In thinking about all things teaching and learning as we head into this pandemic summer, I’ve turned my attention to unlearning. Some of this will come quickly, I suspect--the daily Zoom schedule of our current lives will fall off our calendars without a second thought. On the other hand, I’ve already realized just how long and hard it will be to help my second-grader to unplug after months of school-sanctioned screentime--his whole life should not be spent on a device even though it could be. (As an English teacher, I do appreciate the irony that he’d learn so much about this so quickly if I’d just let him Google “screentime and your brain.”) It’s also hard to imagine figuring out what summer is all about if it’s not about countless hours spent side-by-side with friends and family. Do we have to unlearn what we’ve come to know and love so well about the season ahead, or can we adapt? 
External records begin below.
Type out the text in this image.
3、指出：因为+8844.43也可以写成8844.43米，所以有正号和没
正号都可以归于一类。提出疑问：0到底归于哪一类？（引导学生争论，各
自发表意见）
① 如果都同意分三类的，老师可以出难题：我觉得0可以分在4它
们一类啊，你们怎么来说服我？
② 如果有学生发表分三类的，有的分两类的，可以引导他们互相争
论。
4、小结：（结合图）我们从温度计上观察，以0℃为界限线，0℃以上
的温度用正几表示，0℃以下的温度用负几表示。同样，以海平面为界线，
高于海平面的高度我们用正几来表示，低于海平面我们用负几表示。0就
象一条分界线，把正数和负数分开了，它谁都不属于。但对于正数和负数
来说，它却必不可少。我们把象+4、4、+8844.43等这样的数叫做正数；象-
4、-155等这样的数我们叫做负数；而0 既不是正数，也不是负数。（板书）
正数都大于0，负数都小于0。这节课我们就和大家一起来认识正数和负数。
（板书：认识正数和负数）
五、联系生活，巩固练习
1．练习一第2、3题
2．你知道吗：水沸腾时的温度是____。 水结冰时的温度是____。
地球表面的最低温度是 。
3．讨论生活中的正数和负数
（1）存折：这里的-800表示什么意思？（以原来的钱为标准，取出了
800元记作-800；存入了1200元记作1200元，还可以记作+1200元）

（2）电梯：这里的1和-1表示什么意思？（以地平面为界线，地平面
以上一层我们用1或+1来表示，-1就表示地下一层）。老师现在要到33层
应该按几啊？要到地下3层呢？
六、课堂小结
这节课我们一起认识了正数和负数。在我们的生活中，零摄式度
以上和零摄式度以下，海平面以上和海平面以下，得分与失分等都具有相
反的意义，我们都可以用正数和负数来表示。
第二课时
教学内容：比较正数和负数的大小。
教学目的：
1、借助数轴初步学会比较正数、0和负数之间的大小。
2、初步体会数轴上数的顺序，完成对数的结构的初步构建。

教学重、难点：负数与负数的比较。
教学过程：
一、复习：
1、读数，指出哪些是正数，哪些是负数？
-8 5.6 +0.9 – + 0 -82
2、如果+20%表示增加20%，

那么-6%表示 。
As the teachers of FSH will tell you, helping children to grow, adapt, and develop a growth mindset is as much about unlearning as it is about learning. In our classrooms, the time we take to teach kids about the value of making mistakes is time well spent--their growth depends upon unlearning the importance of always being right or the fear of occasionally being wrong. On the playground, as well as in math class and music class, FSH students learn to see things with fresh eyes and problem-solve in new ways. The weeks and months ahead continue to demand that we all adapt to a different way of being in the world. As challenging as it seems, though, your kids, as well as my own, give me hope. After all, they’ve learned not to throw fruit and crystal paperweights while still having plenty of fun.